NB: A note for WordPress Reader users – you need to click on the title of the post again to see the full photograph. (Otherwise you see just a tiny section!)

The weather has made the garden feel distinctly unappealing for most of this week. It has been grey and damp and dark far too early in the day for me to spend much time outside. But I did make a point of going out to look at the flowers of Clematis cirrhosa ‘Lansdowne Gem’.

Unlike the other clematis in the garden, this one flowers during winter. The flowers are a deep wine-red, but in order to see the colour you need to be standing underneath the bell-like flowers. (The outside of the flower is a drab greyish-white.) I’ve chosen to grow this clematis up through the winter-flowering Viburnum bodnantense ‘Dawn’ which has pink flowers at the same time.

The flowers are not all a solid red. Some are quite speckled, especially around the edges of the petals. I was intrigued to notice that one flower was especially spotty (below), making it look very like the flowers of the related variety ‘Freckles’. And seeing how pretty it is, I’m now tempted to look for somewhere that I could grow ‘Freckles’ too.

Having flowers in the garden in winter is something of a treat. It’s also great for any bees that are around at this time. That makes me very interested in growing other winter-flowering clematis.

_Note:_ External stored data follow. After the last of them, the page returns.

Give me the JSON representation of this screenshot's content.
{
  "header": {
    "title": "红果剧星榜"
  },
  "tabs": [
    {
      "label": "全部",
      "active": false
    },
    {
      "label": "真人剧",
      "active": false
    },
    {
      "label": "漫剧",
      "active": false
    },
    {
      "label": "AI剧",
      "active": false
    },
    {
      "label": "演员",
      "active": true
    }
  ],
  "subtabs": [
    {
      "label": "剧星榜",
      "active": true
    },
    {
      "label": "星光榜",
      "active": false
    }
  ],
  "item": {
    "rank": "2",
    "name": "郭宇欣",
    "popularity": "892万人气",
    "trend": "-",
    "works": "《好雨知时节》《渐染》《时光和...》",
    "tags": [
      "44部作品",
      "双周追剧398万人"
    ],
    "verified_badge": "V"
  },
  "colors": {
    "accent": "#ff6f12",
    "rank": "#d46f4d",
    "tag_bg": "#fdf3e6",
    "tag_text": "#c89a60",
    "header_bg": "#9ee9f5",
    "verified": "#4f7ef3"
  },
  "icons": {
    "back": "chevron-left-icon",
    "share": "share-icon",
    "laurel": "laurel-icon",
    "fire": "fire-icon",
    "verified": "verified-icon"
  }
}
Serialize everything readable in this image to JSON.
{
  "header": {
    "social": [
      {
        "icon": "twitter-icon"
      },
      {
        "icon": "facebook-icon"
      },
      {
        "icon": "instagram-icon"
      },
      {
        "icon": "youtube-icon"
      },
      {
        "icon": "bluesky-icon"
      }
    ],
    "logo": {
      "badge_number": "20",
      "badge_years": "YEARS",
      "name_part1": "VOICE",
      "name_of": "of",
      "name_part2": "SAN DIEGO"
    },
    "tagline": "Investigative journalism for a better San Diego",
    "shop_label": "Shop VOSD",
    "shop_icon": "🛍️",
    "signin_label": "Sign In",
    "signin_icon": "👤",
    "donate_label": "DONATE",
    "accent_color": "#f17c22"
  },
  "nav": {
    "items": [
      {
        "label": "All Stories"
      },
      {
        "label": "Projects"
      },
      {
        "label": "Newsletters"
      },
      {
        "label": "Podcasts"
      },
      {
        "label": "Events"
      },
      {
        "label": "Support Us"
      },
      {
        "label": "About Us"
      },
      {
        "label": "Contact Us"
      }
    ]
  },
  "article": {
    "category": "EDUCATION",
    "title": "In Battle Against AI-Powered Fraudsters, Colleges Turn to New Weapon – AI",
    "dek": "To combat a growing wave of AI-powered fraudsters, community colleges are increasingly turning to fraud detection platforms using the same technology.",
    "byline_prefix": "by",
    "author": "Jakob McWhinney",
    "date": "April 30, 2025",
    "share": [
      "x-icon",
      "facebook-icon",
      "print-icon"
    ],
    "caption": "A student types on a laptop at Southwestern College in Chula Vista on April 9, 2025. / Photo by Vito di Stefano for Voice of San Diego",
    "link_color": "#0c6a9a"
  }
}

These clematis come from Mediterranean areas and go dormant in summer. That means they are more likely to survive drought in my hot Suffolk garden than the summer-flowering types. (I’ve lost a few of those through planting them in unsuitably dry places!) These clematis are not so hardy, though, so I’m hoping we won’t get a ‘Beast from the East’ this year.

Clematis cirrhosa 'Lansdowne Gem'

LEFT: The clematis flowers trail through this shrub’s branches like rows of bells.

RIGHT: One of the flowers of ‘Landsdowne Gem’ was spotty rather than the usual almost solid red.